1. Treat Your Team Like Family
Dr. Michele Bishop takes workplace culture seriously. She says that dentists should "foster the mindset of your team at work is your family. Help them grow and succeed in their job but allow them the independence to innovate new ways to help the practice. Treat them like the stars they are - no dental office can function without a cohesive well cared for team.”
Dr. Greg Grillo adds to that, “There's not a cookie-cutter solution to practice success. But we've proven that core values of respect, courtesy, and empathy carry a lot of weight in stressful times.”
2. Automate Your Processes
Automation in the dental office doesn’t just save you time and money. It also makes the workload of your staff more manageable and can lead to a less stressful work environment, higher productivity, and lower turnover rates.
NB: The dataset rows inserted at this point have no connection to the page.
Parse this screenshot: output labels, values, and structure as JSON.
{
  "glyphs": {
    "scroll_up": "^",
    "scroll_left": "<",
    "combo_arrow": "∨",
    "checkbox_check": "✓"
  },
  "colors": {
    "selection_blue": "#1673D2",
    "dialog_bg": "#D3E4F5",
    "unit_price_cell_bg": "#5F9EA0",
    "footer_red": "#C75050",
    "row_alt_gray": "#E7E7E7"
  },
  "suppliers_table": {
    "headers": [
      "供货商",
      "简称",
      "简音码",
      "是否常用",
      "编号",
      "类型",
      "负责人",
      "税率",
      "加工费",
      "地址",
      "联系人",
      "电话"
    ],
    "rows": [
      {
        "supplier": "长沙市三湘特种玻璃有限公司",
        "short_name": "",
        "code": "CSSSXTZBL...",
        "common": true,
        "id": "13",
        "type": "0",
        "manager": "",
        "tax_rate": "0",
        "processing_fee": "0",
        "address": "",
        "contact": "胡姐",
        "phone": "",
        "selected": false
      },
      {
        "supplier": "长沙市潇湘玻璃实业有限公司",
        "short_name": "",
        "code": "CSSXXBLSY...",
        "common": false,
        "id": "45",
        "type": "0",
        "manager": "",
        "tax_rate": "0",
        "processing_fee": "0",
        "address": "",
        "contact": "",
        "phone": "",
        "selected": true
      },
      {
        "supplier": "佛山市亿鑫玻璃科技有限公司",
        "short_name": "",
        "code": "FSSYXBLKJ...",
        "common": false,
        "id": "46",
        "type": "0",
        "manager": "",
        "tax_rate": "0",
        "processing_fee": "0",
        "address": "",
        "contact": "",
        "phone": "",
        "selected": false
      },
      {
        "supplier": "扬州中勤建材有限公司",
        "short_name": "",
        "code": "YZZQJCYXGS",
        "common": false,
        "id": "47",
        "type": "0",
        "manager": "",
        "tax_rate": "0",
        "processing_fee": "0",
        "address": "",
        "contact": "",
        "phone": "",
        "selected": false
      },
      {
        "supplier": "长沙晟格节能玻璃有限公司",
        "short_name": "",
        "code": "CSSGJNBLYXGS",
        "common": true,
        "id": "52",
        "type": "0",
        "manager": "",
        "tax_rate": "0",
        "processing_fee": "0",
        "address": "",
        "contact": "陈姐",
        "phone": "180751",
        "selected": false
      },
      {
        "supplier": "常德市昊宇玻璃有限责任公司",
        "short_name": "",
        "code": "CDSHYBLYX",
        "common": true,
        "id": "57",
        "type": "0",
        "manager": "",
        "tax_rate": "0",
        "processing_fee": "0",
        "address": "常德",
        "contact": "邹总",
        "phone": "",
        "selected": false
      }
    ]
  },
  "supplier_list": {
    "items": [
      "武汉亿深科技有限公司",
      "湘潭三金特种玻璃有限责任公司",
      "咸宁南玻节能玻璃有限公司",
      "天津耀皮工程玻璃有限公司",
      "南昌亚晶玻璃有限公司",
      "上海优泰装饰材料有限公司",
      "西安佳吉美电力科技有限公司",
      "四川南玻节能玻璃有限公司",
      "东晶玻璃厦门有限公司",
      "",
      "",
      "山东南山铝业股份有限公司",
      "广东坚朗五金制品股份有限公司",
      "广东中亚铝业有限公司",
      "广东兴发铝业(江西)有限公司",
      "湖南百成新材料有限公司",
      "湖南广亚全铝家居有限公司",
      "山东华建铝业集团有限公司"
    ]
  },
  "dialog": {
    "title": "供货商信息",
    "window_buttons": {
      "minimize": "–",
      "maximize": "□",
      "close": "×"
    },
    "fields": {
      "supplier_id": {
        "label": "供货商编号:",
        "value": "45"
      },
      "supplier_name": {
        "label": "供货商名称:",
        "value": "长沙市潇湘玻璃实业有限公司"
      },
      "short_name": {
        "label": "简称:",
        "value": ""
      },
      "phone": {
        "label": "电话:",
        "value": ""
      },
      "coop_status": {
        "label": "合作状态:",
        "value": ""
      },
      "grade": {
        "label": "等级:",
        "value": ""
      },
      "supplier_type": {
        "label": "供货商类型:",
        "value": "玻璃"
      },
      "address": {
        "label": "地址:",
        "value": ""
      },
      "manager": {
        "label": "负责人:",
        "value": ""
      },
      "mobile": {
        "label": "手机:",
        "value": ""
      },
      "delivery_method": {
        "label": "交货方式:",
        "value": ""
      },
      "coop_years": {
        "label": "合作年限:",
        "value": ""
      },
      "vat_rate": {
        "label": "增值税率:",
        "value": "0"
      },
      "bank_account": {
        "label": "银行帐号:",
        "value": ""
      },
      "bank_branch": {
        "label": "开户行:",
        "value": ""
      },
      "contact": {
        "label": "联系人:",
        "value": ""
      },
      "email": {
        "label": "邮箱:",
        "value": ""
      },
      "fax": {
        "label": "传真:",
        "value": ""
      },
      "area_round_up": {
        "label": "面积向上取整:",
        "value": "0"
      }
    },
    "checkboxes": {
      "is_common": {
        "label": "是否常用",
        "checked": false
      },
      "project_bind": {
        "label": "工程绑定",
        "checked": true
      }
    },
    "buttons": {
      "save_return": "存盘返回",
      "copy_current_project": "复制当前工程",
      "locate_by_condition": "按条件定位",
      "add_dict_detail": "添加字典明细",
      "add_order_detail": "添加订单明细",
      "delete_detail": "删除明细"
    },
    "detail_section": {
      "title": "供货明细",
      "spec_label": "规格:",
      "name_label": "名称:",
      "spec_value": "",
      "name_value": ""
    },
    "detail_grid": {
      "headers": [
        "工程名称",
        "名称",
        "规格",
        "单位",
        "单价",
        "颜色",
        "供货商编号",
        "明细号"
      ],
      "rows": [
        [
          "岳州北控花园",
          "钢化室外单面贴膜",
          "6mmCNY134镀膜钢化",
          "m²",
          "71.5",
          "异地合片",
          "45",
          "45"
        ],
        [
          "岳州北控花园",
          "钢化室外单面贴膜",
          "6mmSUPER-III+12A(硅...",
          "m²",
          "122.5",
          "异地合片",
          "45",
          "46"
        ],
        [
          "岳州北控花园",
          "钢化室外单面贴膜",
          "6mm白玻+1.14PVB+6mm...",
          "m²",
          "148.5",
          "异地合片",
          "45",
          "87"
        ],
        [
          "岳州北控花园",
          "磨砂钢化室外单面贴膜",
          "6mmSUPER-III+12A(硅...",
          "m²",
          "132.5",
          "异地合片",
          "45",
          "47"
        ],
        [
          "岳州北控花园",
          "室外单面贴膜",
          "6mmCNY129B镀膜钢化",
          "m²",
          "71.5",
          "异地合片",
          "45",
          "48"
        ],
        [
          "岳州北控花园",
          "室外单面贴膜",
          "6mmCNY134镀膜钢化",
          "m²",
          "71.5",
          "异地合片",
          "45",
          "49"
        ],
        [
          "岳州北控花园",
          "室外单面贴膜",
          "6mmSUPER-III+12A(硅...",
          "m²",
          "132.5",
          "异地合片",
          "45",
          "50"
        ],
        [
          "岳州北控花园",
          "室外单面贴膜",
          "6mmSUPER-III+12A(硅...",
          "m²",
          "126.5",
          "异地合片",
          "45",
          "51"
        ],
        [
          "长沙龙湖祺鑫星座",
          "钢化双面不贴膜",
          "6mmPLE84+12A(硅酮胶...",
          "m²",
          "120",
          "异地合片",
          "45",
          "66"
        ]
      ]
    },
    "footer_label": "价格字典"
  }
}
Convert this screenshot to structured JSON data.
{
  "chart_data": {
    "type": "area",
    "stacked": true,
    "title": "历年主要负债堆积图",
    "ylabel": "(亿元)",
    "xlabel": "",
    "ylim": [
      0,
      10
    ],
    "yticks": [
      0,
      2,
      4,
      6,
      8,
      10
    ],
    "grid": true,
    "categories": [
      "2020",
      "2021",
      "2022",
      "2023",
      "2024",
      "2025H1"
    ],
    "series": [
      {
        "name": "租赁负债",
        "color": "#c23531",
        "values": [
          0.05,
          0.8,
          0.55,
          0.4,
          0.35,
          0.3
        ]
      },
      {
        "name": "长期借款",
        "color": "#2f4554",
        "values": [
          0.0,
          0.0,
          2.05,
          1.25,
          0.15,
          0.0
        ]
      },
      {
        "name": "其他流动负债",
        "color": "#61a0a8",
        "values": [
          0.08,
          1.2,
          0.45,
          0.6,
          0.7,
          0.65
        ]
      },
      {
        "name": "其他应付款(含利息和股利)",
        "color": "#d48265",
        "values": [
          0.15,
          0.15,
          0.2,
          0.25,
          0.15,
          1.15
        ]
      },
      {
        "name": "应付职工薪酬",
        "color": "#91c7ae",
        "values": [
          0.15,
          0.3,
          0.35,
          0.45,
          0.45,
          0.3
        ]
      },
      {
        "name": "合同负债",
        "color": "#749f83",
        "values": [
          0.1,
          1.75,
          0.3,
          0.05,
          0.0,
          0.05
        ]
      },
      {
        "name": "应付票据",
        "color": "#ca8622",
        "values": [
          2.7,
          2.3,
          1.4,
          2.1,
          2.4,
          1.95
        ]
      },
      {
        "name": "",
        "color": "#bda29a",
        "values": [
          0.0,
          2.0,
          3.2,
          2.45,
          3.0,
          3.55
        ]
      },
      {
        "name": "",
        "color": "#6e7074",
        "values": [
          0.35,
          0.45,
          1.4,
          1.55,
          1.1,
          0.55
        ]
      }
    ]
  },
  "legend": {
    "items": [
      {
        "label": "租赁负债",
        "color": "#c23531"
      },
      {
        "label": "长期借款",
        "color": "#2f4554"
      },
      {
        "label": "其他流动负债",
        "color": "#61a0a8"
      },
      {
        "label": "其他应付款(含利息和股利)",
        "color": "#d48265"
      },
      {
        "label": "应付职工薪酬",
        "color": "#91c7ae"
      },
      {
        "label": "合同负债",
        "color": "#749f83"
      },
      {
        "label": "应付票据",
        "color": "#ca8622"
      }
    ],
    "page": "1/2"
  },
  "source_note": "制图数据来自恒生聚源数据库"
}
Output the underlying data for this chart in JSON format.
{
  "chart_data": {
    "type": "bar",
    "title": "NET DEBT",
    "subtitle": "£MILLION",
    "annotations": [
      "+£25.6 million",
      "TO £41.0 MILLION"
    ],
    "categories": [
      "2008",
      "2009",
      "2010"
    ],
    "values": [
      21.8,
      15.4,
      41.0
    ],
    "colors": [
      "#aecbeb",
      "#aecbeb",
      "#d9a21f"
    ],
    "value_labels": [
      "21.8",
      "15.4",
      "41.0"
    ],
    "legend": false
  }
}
The experience of Steve Mascarin highlights these points:
“We’ve used technology to make us more efficient and effective. Tasks that can be automated, like confirming appointments, we automate. Creating systems that manage routine tasks automatically frees us up for the most important work we do – taking care of our patients.
Creating a climate and culture that promotes education and training for new tech keeps us fresh and makes us better and the business more profitable.”